Halo: Spartan Assault is something of a departure for the Halo series, renowned for its crunchy first-person shooter goodness. Spin-off game Halo Wars dipped into skirmish strategy, but Spartan Assault enters the field of the third-person, arcade-style shooter with a bird’s-eye perspective.

In the Haloverse, it takes place between the events of Halo 3 and Master Chief’s re-emergence in Halo 4. You have the option to play either Spartan Commander Sarah Palmer, or Spartan Davis.

The game was released on Windows 8 and Windows Phone last summer, on the Xbox One at Christmas, and launched on the Xbox 360 in the UAE last Friday. The intervening time has proved fruitful for the developers.

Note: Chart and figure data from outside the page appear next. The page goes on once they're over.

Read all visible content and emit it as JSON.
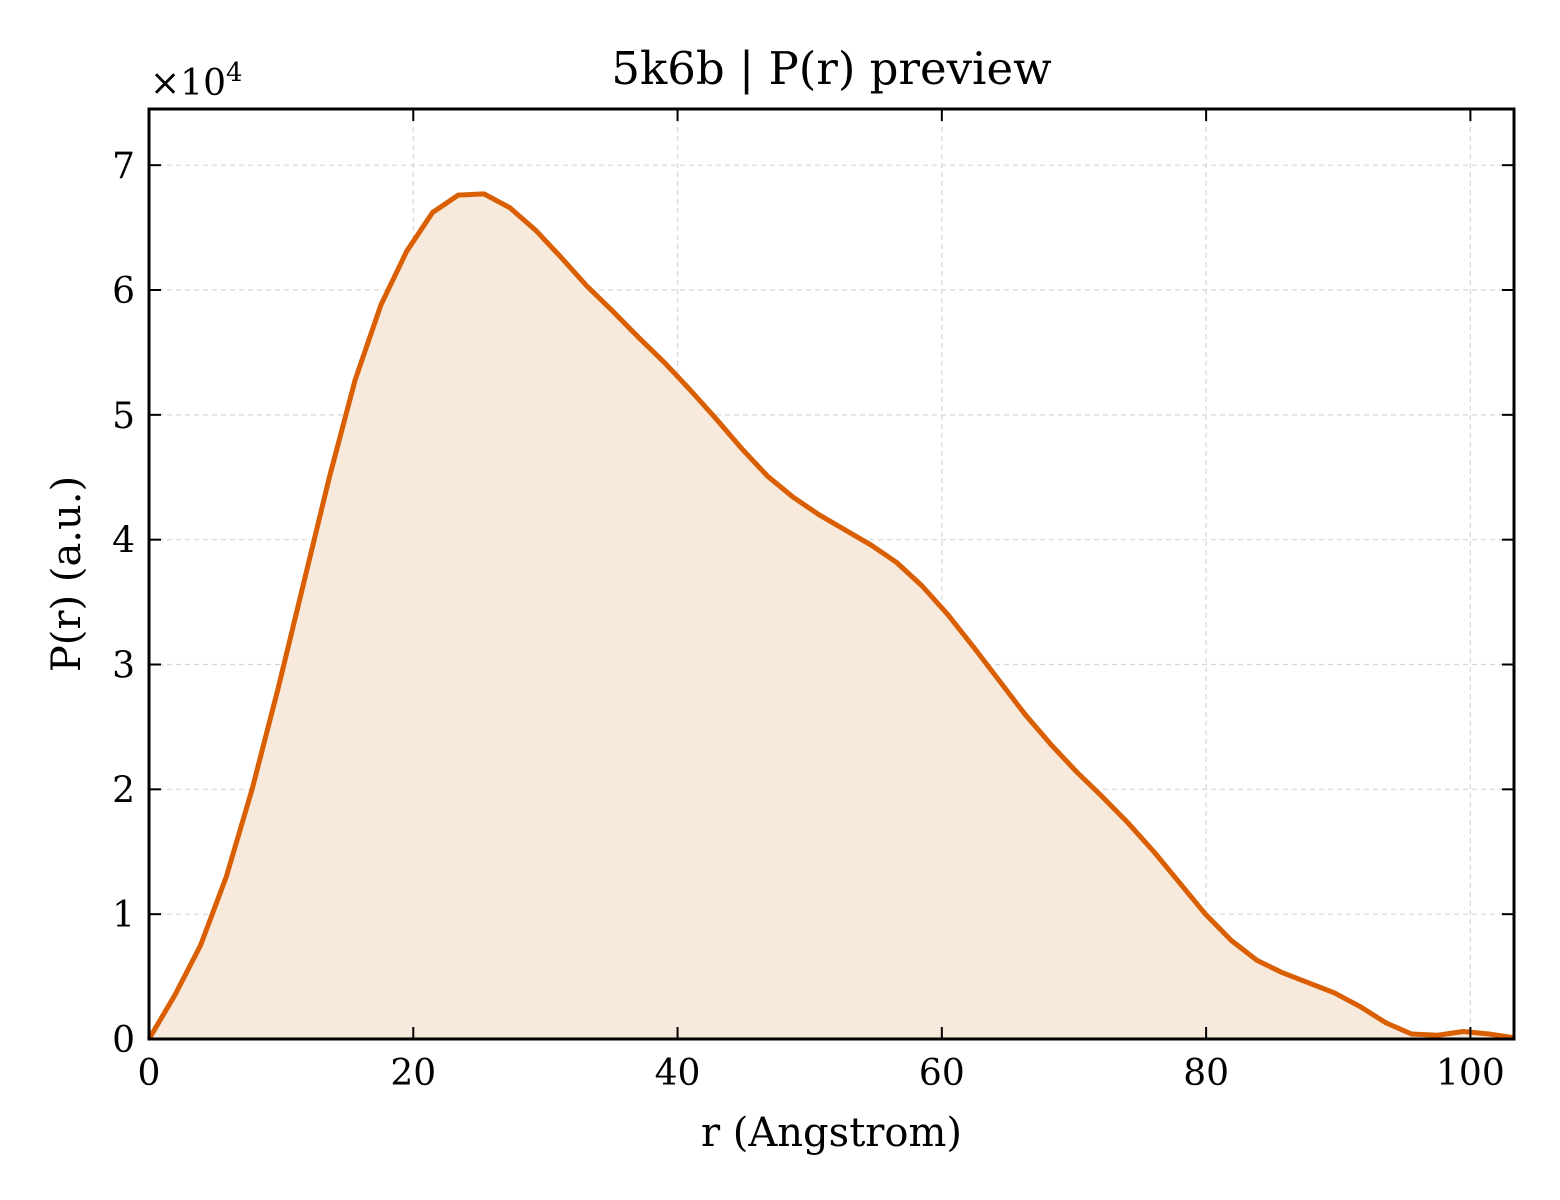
{
  "chart_data": {
    "type": "area",
    "title": "5k6b | P(r) preview",
    "xlabel": "r (Angstrom)",
    "ylabel": "P(r) (a.u.)",
    "y_scale_factor_label": "×10",
    "y_scale_factor_exponent": "4",
    "xlim": [
      0,
      103.3
    ],
    "ylim": [
      0,
      7.45
    ],
    "xticks": [
      0,
      20,
      40,
      60,
      80,
      100
    ],
    "xtick_labels": [
      "0",
      "20",
      "40",
      "60",
      "80",
      "100"
    ],
    "yticks": [
      0,
      1,
      2,
      3,
      4,
      5,
      6,
      7
    ],
    "ytick_labels": [
      "0",
      "1",
      "2",
      "3",
      "4",
      "5",
      "6",
      "7"
    ],
    "grid": true,
    "line_color": "#d95f02",
    "fill_color": "#f8e9dd",
    "series": [
      {
        "x": [
          0,
          1.95,
          3.9,
          5.85,
          7.8,
          9.75,
          11.7,
          13.65,
          15.6,
          17.55,
          19.5,
          21.45,
          23.4,
          25.35,
          27.3,
          29.25,
          31.2,
          33.15,
          35.1,
          37.05,
          39.0,
          40.95,
          42.9,
          44.85,
          46.8,
          48.75,
          50.7,
          52.65,
          54.6,
          56.55,
          58.5,
          60.45,
          62.4,
          64.35,
          66.3,
          68.25,
          70.2,
          72.15,
          74.1,
          76.05,
          78.0,
          79.95,
          81.9,
          83.85,
          85.8,
          87.75,
          89.7,
          91.65,
          93.6,
          95.55,
          97.5,
          99.45,
          101.4,
          103.3
        ],
        "y": [
          0.0,
          0.35,
          0.75,
          1.3,
          2.0,
          2.8,
          3.65,
          4.5,
          5.28,
          5.88,
          6.31,
          6.62,
          6.76,
          6.77,
          6.66,
          6.48,
          6.26,
          6.03,
          5.83,
          5.62,
          5.42,
          5.2,
          4.97,
          4.73,
          4.51,
          4.34,
          4.2,
          4.08,
          3.96,
          3.82,
          3.63,
          3.4,
          3.14,
          2.87,
          2.6,
          2.36,
          2.14,
          1.94,
          1.73,
          1.5,
          1.25,
          1.0,
          0.79,
          0.63,
          0.53,
          0.45,
          0.37,
          0.26,
          0.13,
          0.04,
          0.03,
          0.06,
          0.04,
          0.01
        ]
      }
    ]
  }
}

“We have got data we have collected from mobiles, so we have been able to tweak some of the gameplay. We can see the number of attempts people have at missions — you can see it’s X amount of time. You can see where people have finished too quickly, so we’ve been able to tweak that,” 343 Industries senior producer Graeme Jennings said.

“We have added a co-op mode. We have added console-specific content such as new graphics and sounds.”

The game is built around a series of 30 single-player missions intended to last five to 10 minutes, a legacy of its game-on-the-go mobile origins, to which 343 have added five co-op missions for the 360.

“When we started, the intention was to produce a touch-based game for phone and tablet,” said Jennings. “We wanted to branch out.

“Then we found there was a huge demand for this from Halo console players, traditional players. We did it on the PC.” He added: “We realised how it would play on consoles, so we realised we should probably do it on the 360 as well.”

When it launched on the mobile platform, Spartan Assault attracted some controversy for its microtransactions, with one reviewer — Game Informer’s Kyle Hilliard — saying it felt like part of the game was being withheld.

While microtransactions are still present in the console version, Jennings is keen to emphasise that the model has changed, and that they are not necessary to the game. The mobile version, he said, had been the studio’s first experience with microtransactions.

“It still exists, but you will be able to get things with XP [experience points earned in play]. They are optional add-ons for fun.”

Jennings declined to give any information about Halo 5, the anticipated next instalment of the second Halo trilogy. Microsoft has yet to announce the game is in development, but unconfirmed rumours are circulating that the game is slated for a late 2015 release.